Sunday, 15 September 2019

Dua Terpindana Mati Kasus Narkoba Segera Dieksekusi

Rabu, 30 Mei 2012 — 23:25 WIB
ilusdua

TANGERANG (Pos Kota)- Dari 16 terpidana mati kasus narkoba yang ditahan di LP Nusakambangan, Cilacap, dipastikan dua orang segera dieksekusi oleh Kejaksaan Negeri Tangerang.

“Kami merencanakan eksekusi menjelang Hari Adiyaksa 22 Juli mendatang,” jelas Kasi Pidum Kejari Tangerang Andi DJ Konggoasa,SH,MH, Rabu (30/5).

Dua terpidana mati itu WN India Moh Hafes dan Namoara Denis, keduanya tidak ada upaya hukum lagi alias sudah Inkrag.

Menurut Andi, tujuh jaksa dari Kejari Tangerang dibantu Kejari Cilacap yang dipimpinnya selama dua hari mendata terpidana mati yang ditahan di LP Batu dan LP Pasir Putih Nusakambangan. ” Hasil pendataan,dari 16 terpidana mati dua orang sudah gak ada upaya hukum lagi, dan sisanya masih ada upaya PK (peninjauan kembali) dan grasi,”tegasnya.

Dijelaskan Andi, jumlah terpiadana mati kasus narkoba semula tercatat total sekitar 32 orang, namun kini sudah berkurang karena ada grasinya dikabulkan presiden dan ada yang meninggal dunia di LP karena sakit. Dua terpidana grasinya diterima presiden yakni Merika Franola dan Indra Bahadur Tamang. Keduanya hukumannya dirubah dari pidana mati menjadi seumur hidup.

GRASI SBY
Menteri Luar Negeri (Menlu) Marty Natalegawa membantah tudingan bahwa grasi Presiden Susilo Bambang Yudhoyono (SBY) untuk Schapelle Leigh Corby karena ada tekanan dari Australia. “Saya jawab tegas dan lugas tidak ada deal seperti itu,” ujarnya menanggapi pernyataan anggota Komisi I DPR Tantowi Yahya.

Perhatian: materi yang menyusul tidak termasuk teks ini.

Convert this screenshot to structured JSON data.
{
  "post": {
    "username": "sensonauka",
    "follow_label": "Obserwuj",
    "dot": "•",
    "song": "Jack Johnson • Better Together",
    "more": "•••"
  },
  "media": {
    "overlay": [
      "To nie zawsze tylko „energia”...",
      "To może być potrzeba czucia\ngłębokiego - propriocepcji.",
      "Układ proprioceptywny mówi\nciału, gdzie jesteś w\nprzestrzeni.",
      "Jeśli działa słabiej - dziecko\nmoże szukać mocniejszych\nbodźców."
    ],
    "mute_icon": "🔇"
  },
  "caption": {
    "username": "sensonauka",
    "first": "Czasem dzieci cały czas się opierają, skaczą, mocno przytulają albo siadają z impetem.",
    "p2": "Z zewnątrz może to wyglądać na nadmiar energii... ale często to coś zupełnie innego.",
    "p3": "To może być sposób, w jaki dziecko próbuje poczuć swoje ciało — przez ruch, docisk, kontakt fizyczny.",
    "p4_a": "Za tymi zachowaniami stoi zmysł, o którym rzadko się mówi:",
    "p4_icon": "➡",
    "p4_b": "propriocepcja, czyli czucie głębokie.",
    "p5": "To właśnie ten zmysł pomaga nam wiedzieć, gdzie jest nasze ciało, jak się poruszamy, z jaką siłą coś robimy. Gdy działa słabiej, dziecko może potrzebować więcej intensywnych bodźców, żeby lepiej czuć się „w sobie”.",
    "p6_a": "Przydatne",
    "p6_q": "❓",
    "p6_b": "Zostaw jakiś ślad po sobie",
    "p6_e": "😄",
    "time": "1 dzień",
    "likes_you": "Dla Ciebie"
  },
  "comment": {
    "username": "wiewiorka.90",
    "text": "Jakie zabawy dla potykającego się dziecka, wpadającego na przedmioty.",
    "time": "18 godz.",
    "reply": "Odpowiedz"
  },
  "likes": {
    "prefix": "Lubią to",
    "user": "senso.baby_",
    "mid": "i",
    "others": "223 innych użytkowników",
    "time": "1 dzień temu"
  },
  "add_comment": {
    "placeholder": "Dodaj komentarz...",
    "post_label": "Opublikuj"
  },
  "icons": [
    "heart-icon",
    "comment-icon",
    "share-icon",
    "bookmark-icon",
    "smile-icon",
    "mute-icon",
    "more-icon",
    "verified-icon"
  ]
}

Tantowi mempertanyakan sikap pemerintah RI yang tidak memperjuangkan nasib anak-anak Indonesia yang ditahan di Australia. Perlakuan PresidenSBY terhadap Corby dinilainya tidak seimbang dengan perlakuan pemerintah Australia terhadap warga Indonesia.

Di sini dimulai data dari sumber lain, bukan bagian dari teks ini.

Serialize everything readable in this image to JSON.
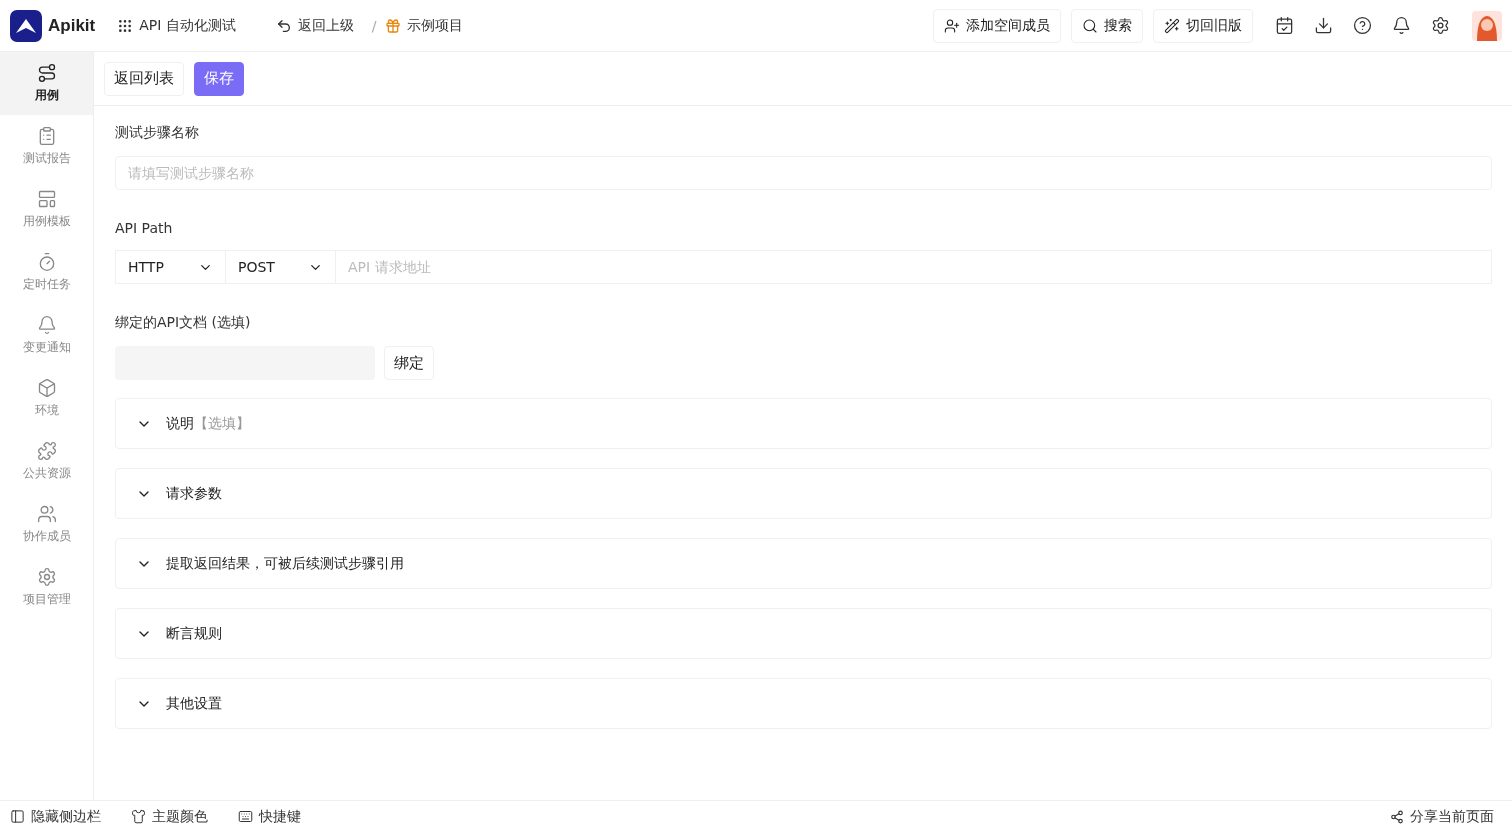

Ketua Mahkamah Agung (MA), Hatta Ali, menyebutkan pemberian grasi merupakan hak prerogatif Presiden. Menurut Hatta, posisi lembaganya dalam pemberian grasi adalah memberikan pertimbangan hukum. “Persoalan, pertimbangan MA diterima atau tidak, tergantung kepada Presiden. Kita hanya memberikan pendapat,” katanya usai melantik Ketua Muda Pengawasan MA Timur Manurung, menggantikan Hatta Ali, di gedung MA.

Pemberian grasi kepada ratu mariyuana asal Australia, belakangan membuat riuh jagat politik, mulai rumah dewan di Senayan, praktisi hingga akademisi dan LSM. Mereka menyesalkan sebab pemberian itu kontra-produktif dengan pemberantasan narkoba.

Corby diberi grasi, berupa pemotongan hukuman selama lima tahun, sehingga dia hanya menjalani 15 tahun penjara. Dia juga dikenakan denda Rp100 juta. September 2012, dia bisa mengajukan pembebasan bersyarat. Corby ditangkap di Bandara Udara Ngurah Rai, Bali, pada 8 Oktober 2004. Pengadilan Negeri Denpasar memvonis 15 tahun penjara, lalu diperkuat Pengadilan Tinggi Bali. Hukuman diperberat menjadi 20 tahun oleh Mahkamah Agung.(maryoto/b)

  • Irma Nurai

    bukti kalo kita bangsa tempe!! yg mudah ditekan oleh bangsa asing!!